At support group today, Jean-Loup Sylvestre (nurse coordinator of the bariatric clinic) came and talked about the "golden rules" of gastric bypass. Most of them were no-brainers (ie no drinking with food, exercise, proteinproteinprotein etc) but one rule which was different was the snacking rule. I was always been told to have 3 meals, and 2-3 snacks. The first few months were easy, there was no way I could have had all those snacks. Now on the other hand, I feel hungry a lot more of the time and I've been counting on those snacks to get me through certain days. Lately I've been snacking on crap not because I've been hungry, just because I've felt I had to be eating more. Anyhoo, apparently my clinic is now telling patients not to snack, unless we're starving of course.

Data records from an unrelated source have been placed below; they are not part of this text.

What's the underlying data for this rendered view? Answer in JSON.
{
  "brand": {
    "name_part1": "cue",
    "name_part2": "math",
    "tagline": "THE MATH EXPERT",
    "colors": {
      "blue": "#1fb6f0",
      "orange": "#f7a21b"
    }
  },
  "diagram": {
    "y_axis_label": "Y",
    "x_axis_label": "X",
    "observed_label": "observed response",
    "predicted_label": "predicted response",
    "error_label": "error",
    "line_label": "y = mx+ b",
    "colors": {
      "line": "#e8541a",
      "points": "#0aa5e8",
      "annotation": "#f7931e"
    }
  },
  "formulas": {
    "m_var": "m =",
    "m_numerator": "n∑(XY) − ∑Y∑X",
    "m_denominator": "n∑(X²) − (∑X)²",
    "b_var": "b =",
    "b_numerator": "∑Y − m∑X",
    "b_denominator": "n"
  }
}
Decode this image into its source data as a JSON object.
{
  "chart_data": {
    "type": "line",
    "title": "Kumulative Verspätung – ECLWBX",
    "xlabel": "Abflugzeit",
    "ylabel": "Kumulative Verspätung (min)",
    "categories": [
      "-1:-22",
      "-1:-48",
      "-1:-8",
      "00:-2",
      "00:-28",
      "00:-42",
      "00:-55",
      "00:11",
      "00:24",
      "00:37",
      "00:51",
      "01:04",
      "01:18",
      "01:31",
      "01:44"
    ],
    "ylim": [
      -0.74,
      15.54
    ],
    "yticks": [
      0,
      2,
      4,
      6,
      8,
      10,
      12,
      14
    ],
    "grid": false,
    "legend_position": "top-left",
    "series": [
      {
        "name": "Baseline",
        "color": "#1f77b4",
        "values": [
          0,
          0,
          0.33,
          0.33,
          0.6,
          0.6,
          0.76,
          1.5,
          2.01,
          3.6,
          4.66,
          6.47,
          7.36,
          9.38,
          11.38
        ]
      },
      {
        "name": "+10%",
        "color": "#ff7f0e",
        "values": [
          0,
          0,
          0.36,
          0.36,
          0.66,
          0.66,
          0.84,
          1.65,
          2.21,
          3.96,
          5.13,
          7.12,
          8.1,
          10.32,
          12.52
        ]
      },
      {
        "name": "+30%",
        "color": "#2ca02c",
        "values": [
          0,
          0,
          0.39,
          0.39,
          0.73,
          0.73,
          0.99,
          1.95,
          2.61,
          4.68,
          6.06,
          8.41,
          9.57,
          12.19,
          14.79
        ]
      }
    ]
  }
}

That changes things a bit, I don't know if I could go a day without snacking. This week will be a test.
This week will be different from other weeks.
- Journaling every BLT (bite, lick, taste)
- Exercise, just move whenever I can. I've gotten into a nasty habit of plotting my butt on the couch and not moving at inch.
- No more sweets. Yesterday I had a biscotti. Well, 2 halves, about 5hrs apart. I've been pushing my sugar boundaries way too much. It has to stop.
- Less carbs. My pouch can tolerate bread again which is a mixed blessing.
- Diet coke. Enough said.
That's my plan for the week :)
1 comment:
You know, I don't think snacks are all that bad -- but the key is what we are actually snacking on. If it is fruit, protein - that's awesome...but if it is nutritionally deficit carbs...that's the danger. We become too happy eating empty carbs.